Kabul is a walled city, which sounds romantic except the walls
Kabul is a walled city, which sounds romantic except the walls are pre-cast reinforced concrete blast barriers, 10 feet tall and 15 feet long and moved into place with cranes. The walls are topped with sandbags, and the sandbags are topped with guard posts from which gun barrels protrude.
The words of P. J. O’Rourke—“Kabul is a walled city, which sounds romantic except the walls are pre-cast reinforced concrete blast barriers, 10 feet tall and 15 feet long and moved into place with cranes. The walls are topped with sandbags, and the sandbags are topped with guard posts from which gun barrels protrude”—are a reminder of the harsh difference between romantic imagination and brutal reality. He takes an image that once evoked poetry—the walled city, a place of mystery, safety, and ancient charm—and strips it of illusion, replacing it with the grim details of modern war: concrete, sandbags, and guns. In these words, we confront the way violence reshapes beauty, and how ideals are toppled by necessity.
The origin of this contrast lies in human history itself. For thousands of years, walls symbolized strength and civilization. The walls of Babylon were counted among the wonders of the world; the walls of Jerusalem carried divine meaning; the Great Wall of China was seen as both protection and majesty. To imagine a “walled city” is to summon images of ancient marketplaces, minarets rising in the sunset, and the romance of history. Yet O’Rourke pulls us into the modern age, where walls are no longer carved in stone by artisans, but dropped into place by cranes—cold, functional, stripped of spirit. Romance dies where fear builds the walls.
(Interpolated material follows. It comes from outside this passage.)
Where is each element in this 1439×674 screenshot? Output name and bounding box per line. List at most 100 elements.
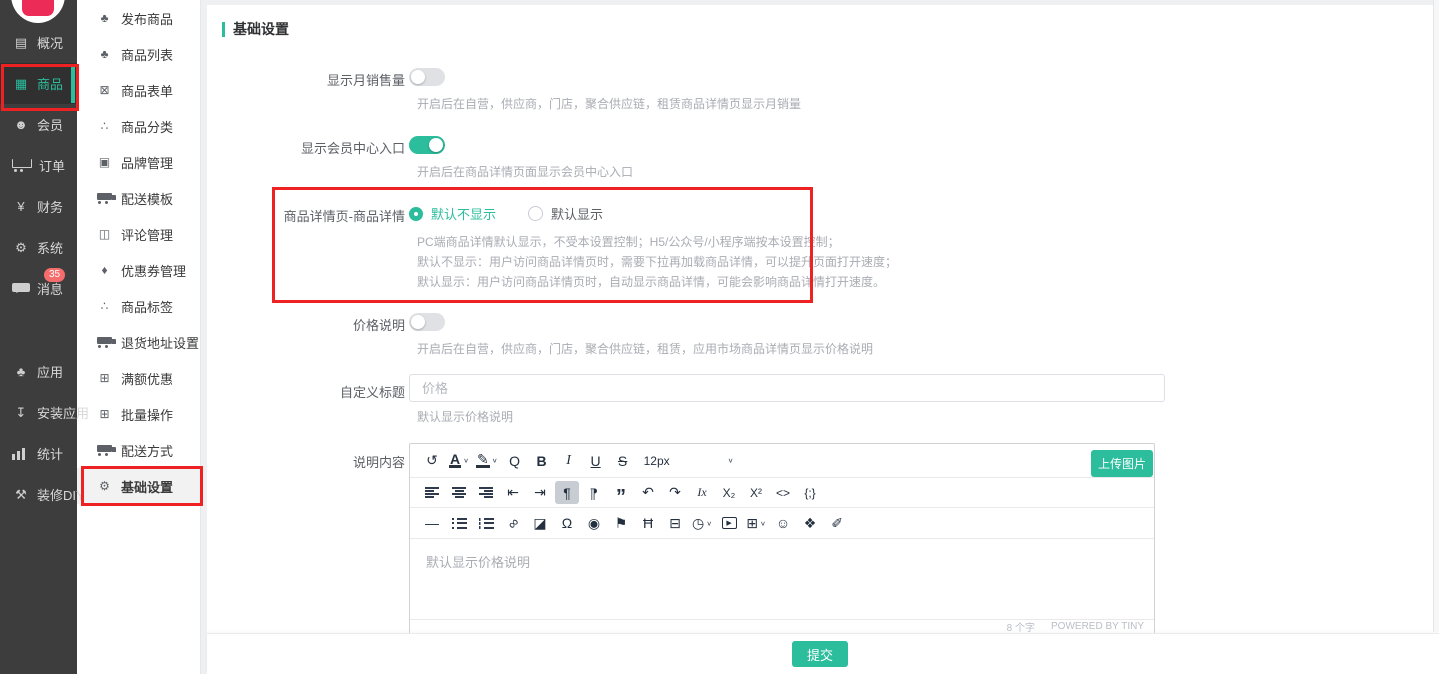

History gives us echoes of this transformation. Think of the Berlin Wall, once a line dividing two ideologies. To some, its presence spoke of order and strength, but to those who lived in its shadow, it was a prison, a scar across the city, a barrier not of romance but of despair. It did not inspire poetry but hunger for freedom. And when it fell, its fragments became relics not of beauty, but of warning: that walls built from fear are monuments to division. So too in Kabul, the walls are not symbols of heritage but of violence, not built to define a city’s greatness but to contain its suffering.
There is a sorrow in O’Rourke’s words, but also a sharp wisdom: that what appears “romantic” from a distance often crumbles when seen up close. The traveler’s dream of Kabul as an exotic, ancient city collides with the reality of war, where every wall conceals not gardens but weapons. To see clearly is not to despair, but to refuse illusion. The romance of imagination must always be weighed against the truth of reality, for only then can we act wisely.
The lesson for us is profound: we must be careful of the images we carry of the world. Do not fall in love with the shadows of things, but learn to see them as they are. To imagine the world romantically is natural; to cling to the illusion in the face of suffering is dangerous. In life, we too build walls—emotional, spiritual, societal. We may call them necessary, but often they arise from fear. Let us ask ourselves: are our own walls built for protection, or do they imprison us, cutting us off from compassion, love, and truth?
Practically, this means living with eyes open. When you encounter a person, a place, or a story, resist the temptation to see only the “romantic” version. Instead, look for what lies behind the walls. Ask what forces built them—love, fear, survival, greed? And when you build your own defenses, choose carefully: protect what is precious, yes, but do not let fear make you live forever behind barriers of your own creation.
Thus, O’Rourke’s words are not only about Kabul; they are about the human condition. Every age has built its walls, and every heart is tempted to imagine them as noble. But true wisdom is to see both the romance and the reality, to hold them together without flinching.
So let this truth be passed on: walls can either guard life or suffocate it. To call them romantic is folly; to see them as they are is wisdom. Tear down the walls built by fear, and build instead bridges of understanding, courage, and compassion. Only then will the world be more than a fortress of guns—it will be a home for the human soul.